- Born: 7 November 1935 Prague, Czechoslovakia
- Died: 12 September 1995 Roztoky, Czech Republic
- Known for: Co-creator of Pat & Mat

= Lubomír Beneš =

Czech animator, director and author (1935–1995)

Lubomír Beneš (7 November 1935 – 12 September 1995) was a Czech animator, director, and author, best known as the co-creator of Pat & Mat, an animated series about two highly inventive, yet incredibly clumsy handymen neighbours.

==Life and career==
Lubomír Beneš grew up in Hloubětín, a suburb of Prague. As a child, he was artistically talented, so his parents paid for private art lessons, in which he studied drawing, painting and writing.

He began working in animation in the late 1950s in the animation studios of Krátký Film Praha. After winning a competition he was accepted to the animated film studio Bratři v triku after his military service, where he became acquainted with various animation techniques. He worked in SFX on the animated film like Gallina Vogelbirdae by Jiri Brdecka.

In 1967, he transferred from Bratři v triku to the Loutkovy Film Praha/Jiří Trnka Studio. There he created and directed his first film, Homo (Man) in 1969. Beneš’s first puppet film, Beg your pardon (Račte prominout), was made in 1974. He directed over a hundred short films, mostly puppet stop motion animation, and many of them for children. Some of his films also used cutout techniques.

During the 1970s and 1980s, Beneš worked on numerous TV projects for the state channels Československá televize (ČST) Praha and ČST Bratislava. His most popular animated series for ČST were ... a je to! (... and that's it!) (28 episodes, 1979–1985) and Jája a Pája (21 episodes, 1986, 1987, 1995).

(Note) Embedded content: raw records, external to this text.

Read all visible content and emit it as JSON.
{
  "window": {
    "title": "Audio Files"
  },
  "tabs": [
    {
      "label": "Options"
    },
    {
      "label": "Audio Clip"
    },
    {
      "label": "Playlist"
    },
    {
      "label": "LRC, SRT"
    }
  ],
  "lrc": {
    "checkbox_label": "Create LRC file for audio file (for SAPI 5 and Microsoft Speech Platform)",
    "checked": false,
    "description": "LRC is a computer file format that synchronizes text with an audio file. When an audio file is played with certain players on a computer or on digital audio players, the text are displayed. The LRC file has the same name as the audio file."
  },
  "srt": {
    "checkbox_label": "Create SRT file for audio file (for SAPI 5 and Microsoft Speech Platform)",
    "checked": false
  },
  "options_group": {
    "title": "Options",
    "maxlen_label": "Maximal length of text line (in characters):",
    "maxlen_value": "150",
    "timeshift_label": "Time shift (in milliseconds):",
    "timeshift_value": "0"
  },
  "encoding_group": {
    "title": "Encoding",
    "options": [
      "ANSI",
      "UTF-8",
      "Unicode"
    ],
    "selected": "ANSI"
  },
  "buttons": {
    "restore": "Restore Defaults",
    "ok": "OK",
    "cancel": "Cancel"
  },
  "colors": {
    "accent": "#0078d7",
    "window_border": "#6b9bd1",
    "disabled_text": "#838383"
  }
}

From 1990, he worked in the aiF Studio, which he had founded together with his son Marek, Pat & Mat co-creator Vladimír Jiránek and producer Michal Podhradský. There, he produced and directed 14 new Pat & Mat episodes in 1992 and 1994, which were highly successful and broadcast internationally. The animated films made by aiF were also broadcast on BBC One. Beneš directed, produced and wrote animated films in his studio until his death in 1995. His studio declared bankruptcy four years later.

==Awards and prizes==
His films won several prizes abroad and at home. The King and the Dwarf (Král a skřítek) won several prizes, including The Silver Carnation at the Sitges Film Festival, Silver in the Odesa International Film Festival, and the Silver Mikeldi in Bilbao. The Record Player (Gramofon) from ...A je to! won the Prize for the Best Film for Children at the 6th festival in Espinho, Portugal. Uneven Fight (Nerovný souboj) won the Main prize at the Vancouver Film Festival. With a Smile (S úsměvem) won the main prize, Golden Dancer, in Huesca.

The 38th Pat & Mat episode, The Cyclists (Cyklisti), animated by Alfons Mensdorff-Pouilly, participated in the "Annecy '93" (Annecy, France) animation festival competition, and was invited to a number of other international festivals. The Cyclists was also included in the selection "The Best of Annecy '93" by Cinémathèque Québécoise (Montreal), Museum of Fine Arts (Boston), Pacific Film Archive (Berkeley), Museum of Modern Art (New York City) and presented by these institutions in their autumn 1993 show.

The 44th Pat & Mat episode, The Billiards (Kulečník), animated by František Váša, was selected for the "Annecy '95" competition, and invited to many other international film festivals. The Billiards won two prizes at the World Animation Celebration in Agoura, California, in March 1997: 1st prize, Best Animation for a Daytime TV Series and 2nd prize, Best Stop Motion Professional Animation.

==Personal life==
Beneš lived in Roztoky, near Prague. He was married to his wife Vera Smetanova-Benesova, and had a son and daughter. His son Marek is the current director of the Pat & Mat series.